Надо вставать, билось у меня в голове, надо вставать...
Держась одной рукой за горевший огнем бок, я поднялся и подобрал дубину. Страшила поднял голову, увидел меня и попробовал подняться, однако ему это не удалось. Зрение наконец вернулось ко мне, и я увидел, что возле ног верзилы блестит черная лужа. Не сразу сообразил, что это кровь. Я, шатаясь, поднял дубину и попытался попасть по лохматой голове. Нормального удара не получилось, 'леший' дергался, пытаясь отползти от меня, и я лишь вскользь задел его по голове. Тяжелая дубина перевесила, и я полетел вслед за ней. Старик хоть и истекал кровью, но сдаваться не собирался — он поймал меня своими железными лапами и, перебираясь по телу, потянулся к горлу. Я опять оказался под ним. Страшное заросшее лицо, оказавшееся совсем рядом с моим, было залито кровью — палица снесла ему большой кусок кожи вместе с волосами. Кожа болталась, закрывая ему глаз. Старик рычал и постоянно дергал головой, стараясь откинуть окровавленный лафтак.
Я тоже зарычал и начал обрабатывать его рожу кулаками. Я вкладывал в удары всю силу, но, похоже, он ничего не чувствовал. Даже не пробовал увернуться. Его рука сомкнулась на моем горле и начала сжимать словно клещи.
Мои удары начали слабеть, я задыхался. 'Вот теперь уже точно все, — понял я. — Так и не увижу Ольгу'. Я сдался, и перестал дергаться, все было бесполезно. Но, вдруг, я почувствовал, что в моей ладони что-то появилось. Затуманенный мозг еще не сообразил, что это, а тело уже сработало. Я собрал последние силы, схватил левой рукой висевшие надо мной космы, а правой воткнул нож в глаз врага. Тот забился, но я держал волосы мертвой хваткой и давил на рукоять, загоняя железо все глубже и глубже.

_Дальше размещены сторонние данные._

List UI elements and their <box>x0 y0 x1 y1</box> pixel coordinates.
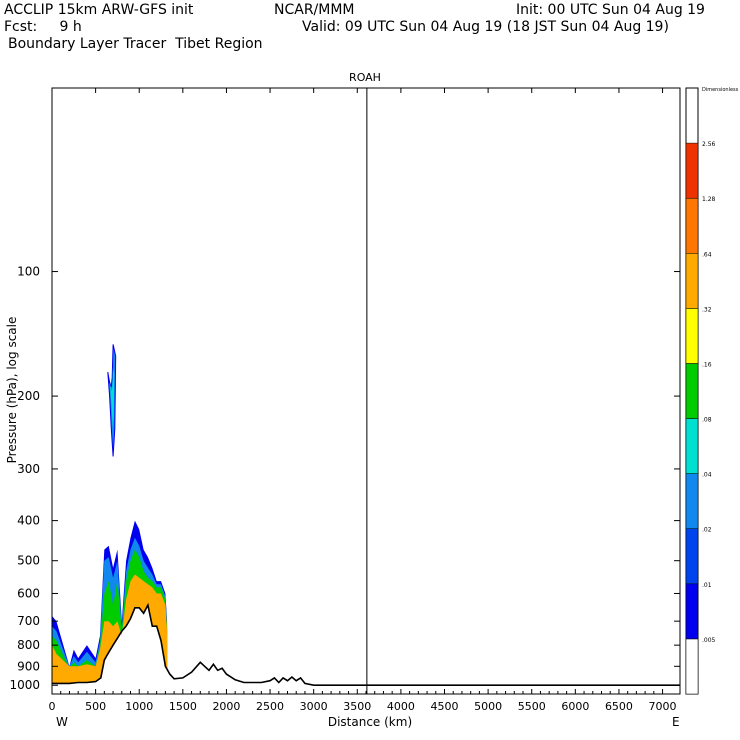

Потом оттолкнул бившееся в агонии тело и отполз в сторону. После этого меня вывернуло, похоже, людоед отбил мне внутренности. Лишь отдышавшись после приступа рвоты, я попробовал подняться. С третьей попытки это удалось. Я оглядел себя и меня опять чуть не вырвало — грудь, руки и лицо были в грязи, крови и блевотине. Сил не было даже пошутить по этому поводу. Мысль, что срочно надо закрыть дверь гнала меня вперед. Я дернул дверь, задвинул громадный засов и лишь тогда позволил себе расслабиться. Добрел до стола и опустился на табурет. Теперь надо прийти в себя, но было еще одно дело. Я оглядел комнату и тихо позвал:
— Ваня, вылезай. Ты где?
Тишина.
— Иван, — я забеспокоился и позвал громче. — Ты куда делся?
Я упал на колени и заглянул под топчан, больше тут спрятаться было негде. Но его не было и там.
— Ванька! — закричал я. — Выходи, не пугай меня.
Вдруг мне показалось, что из-за приткнувшейся в углу печки-буржуйки исходит едва заметное бледное сияние. Я поднялся и похромал туда — последняя схватка опять разбередила рану.
— Вот ты где, — облегченно выдохнул я. Если честно, то я теперь боялся его — ведь он явно не ребенок, а если и ребенок, то внутри его живет кто-то другой. Холодный, без капли эмоций взгляд во время резни — это было, пожалуй, самое страшное. Но я все равно был ему благодарен.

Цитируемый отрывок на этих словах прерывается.